AFAICT the premise of this thread was not “has anyone ever made $2 billion+ by investing $10,000 in Bitcoin in 2011”, it was “do investing activities hurt the working class.”
The hypothetical investment (10K invested in bitcoin) was just that. A hypothetical. It could just as easily have been “10K invested in Apple or Coca-Cola”.
That’s marginal tax brackets, from the numbers you’re using I’m guessing it’s 2022 figures, in which case the first person is paying 11.6% of their income in taxes while the second is paying 13.5%. And of course ignoring any deductions; both are making quite a bit higher gross income. So the capital gains person is paying more money in taxes and a higher rate. You might make the argument that it isn’t progressive enough and the second person should pay a higher rate, but that’s a different argument than saying the worker has a higher rate.
The catch is that a lot of that wealth is paper wealth.
Let’s say a company makes 10 million in profit one year. For whatever reason, the company itself started the year valued at say… 50 million, but ends it at 200 million.
The owners are the ones who “receive” that extra 150 million, although it’s not necessarily realized, and nor is it anything that can be transferred to the workers. It’s just an arbitrary raise in the value of the stock.
The vast majority of billionaires’ wealth is that kind of thing - large ownership stakes in huge profitable companies that they either founded or inherited.

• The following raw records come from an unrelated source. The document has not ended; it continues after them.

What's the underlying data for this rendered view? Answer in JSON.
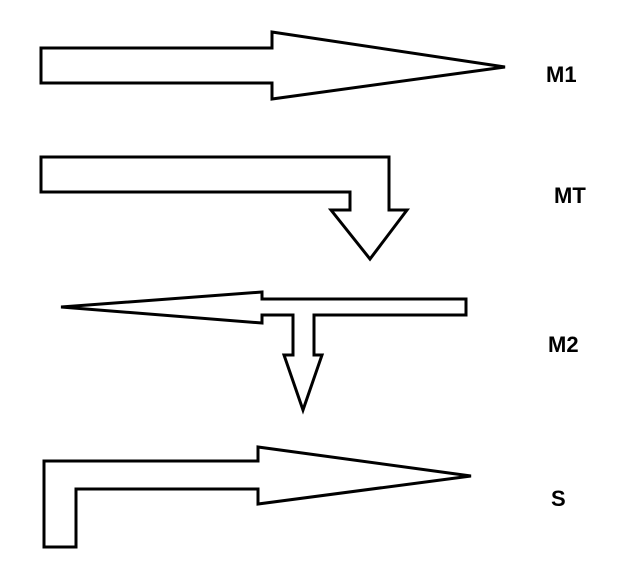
{
  "diagram": {
    "stroke_color": "#000000",
    "fill_color": "#ffffff",
    "arrows": [
      {
        "id": "m1",
        "label": "M1",
        "shape": "straight arrow pointing right"
      },
      {
        "id": "mt",
        "label": "MT",
        "shape": "bent arrow turning down"
      },
      {
        "id": "m2",
        "label": "M2",
        "shape": "arrow pointing left with downward branch"
      },
      {
        "id": "s",
        "label": "S",
        "shape": "L-shaped arrow pointing right"
      }
    ]
  }
}
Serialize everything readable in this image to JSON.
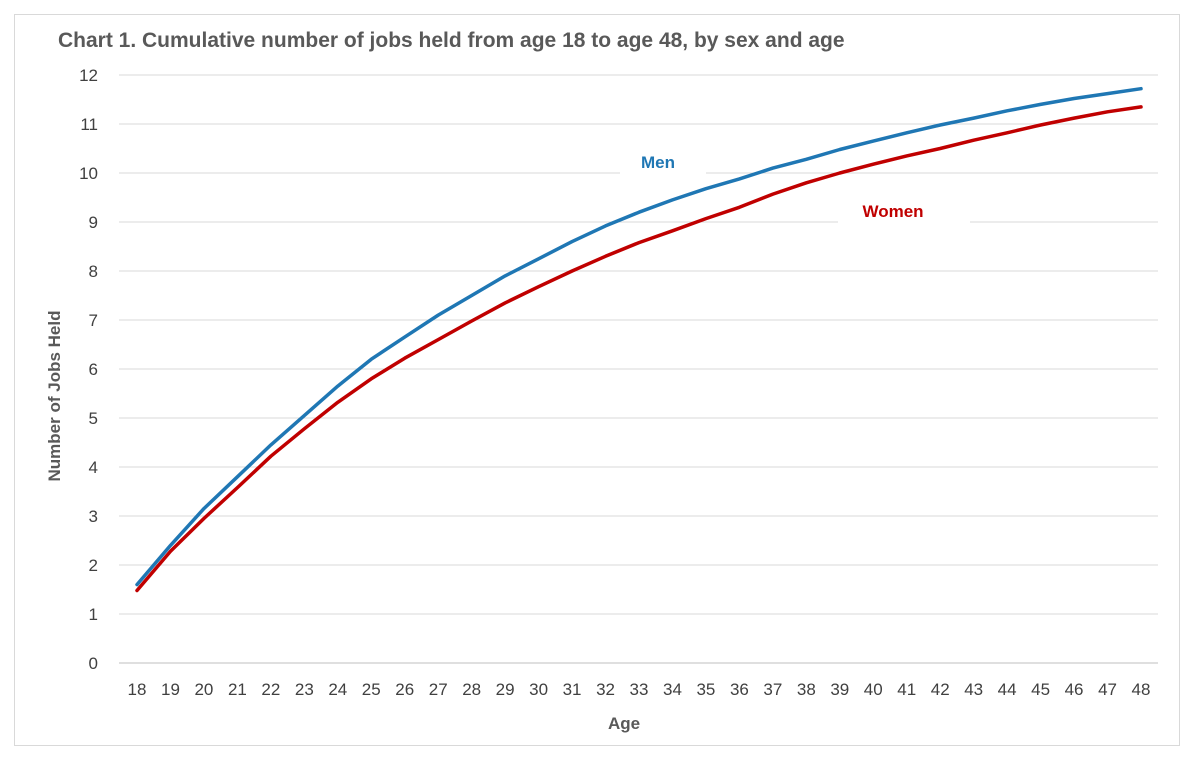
{
  "chart_data": {
    "type": "line",
    "title": "Chart 1. Cumulative number of jobs held from age 18 to age 48, by sex and age",
    "xlabel": "Age",
    "ylabel": "Number of Jobs Held",
    "ylim": [
      0,
      12
    ],
    "yticks": [
      "0",
      "1",
      "2",
      "3",
      "4",
      "5",
      "6",
      "7",
      "8",
      "9",
      "10",
      "11",
      "12"
    ],
    "grid": true,
    "legend": "inline labels",
    "x": [
      "18",
      "19",
      "20",
      "21",
      "22",
      "23",
      "24",
      "25",
      "26",
      "27",
      "28",
      "29",
      "30",
      "31",
      "32",
      "33",
      "34",
      "35",
      "36",
      "37",
      "38",
      "39",
      "40",
      "41",
      "42",
      "43",
      "44",
      "45",
      "46",
      "47",
      "48"
    ],
    "series": [
      {
        "name": "Men",
        "color": "#1f77b4",
        "values": [
          1.6,
          2.4,
          3.15,
          3.8,
          4.45,
          5.05,
          5.65,
          6.2,
          6.65,
          7.1,
          7.5,
          7.9,
          8.25,
          8.6,
          8.92,
          9.2,
          9.45,
          9.68,
          9.88,
          10.1,
          10.28,
          10.48,
          10.65,
          10.82,
          10.98,
          11.12,
          11.27,
          11.4,
          11.52,
          11.62,
          11.72
        ]
      },
      {
        "name": "Women",
        "color": "#c00000",
        "values": [
          1.48,
          2.28,
          2.95,
          3.58,
          4.22,
          4.78,
          5.32,
          5.8,
          6.22,
          6.6,
          6.98,
          7.35,
          7.68,
          8.0,
          8.3,
          8.58,
          8.82,
          9.07,
          9.3,
          9.57,
          9.8,
          10.0,
          10.18,
          10.35,
          10.5,
          10.67,
          10.82,
          10.98,
          11.12,
          11.25,
          11.35
        ]
      }
    ]
  }
}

That’s not how it works at all. Look at my example above- if a company’s stock goes up in value, that’s not something that the company has any control over. Influence sure, but not control.
And if I as a stockholder sell my ownership stakes (shares) and realize some capital gains, that’s not the sort of thing that can be paid to the workers.
You’re missing the point. There are shareholders with varying proportions of ownership. And they get to be on/vote for board members, etc… in accordance with that proportion. And yes, get their share of any profit distributed according to that proportion.
But there is NO stock price, because the stock isn’t being traded. There isn’t any gain or loss because those shares aren’t being traded on an open market. The company does well, and there’s no gain or loss in wealth because the stock isn’t priced and sold openly.
Um…no
The claim was that Gates and Allen took Microsoft public in part to share more greatly in the company’s wealth. This was untrue.
Further, even if the stock had no publicly traded price, the employees can still sell their stocks to profit that way (though the value of any share would be tricky to figure), even if they can’t buy any more than they were granted or given options for. Beyond that, the way MS would have been structured, they almost certainly would have had a share of the company’s profits via dividends. So company does well, their stocks actually do perform better. It’s not just a matter of having a certificate saying they own X shares. Those shares actually do generate value as the company does well.
As cited (by the company that handled their public offering no less), they did not take the company public out of some desire to share the wealth more broadly. They already had an employee profit sharing scheme via the stocks they got. They went public because they were going to be under greater regulatory oversight anyway after hitting the 500 shareholder mark and went whole hog to an IPO.
Sorta.
Now imagine all the workers were paid in shares every year in addition to their wages. Significant quantities of shares. Some may be newly created shares, but some would be shares given up by the founding owner(s). And this form of worker remuneration was mandated by law for all businesses. Now the employees do have a stake in share price appreciation.
That is the way we get capital into the hands of everyone and thereby make capitalism work for everyone. Or at least everyone with a job.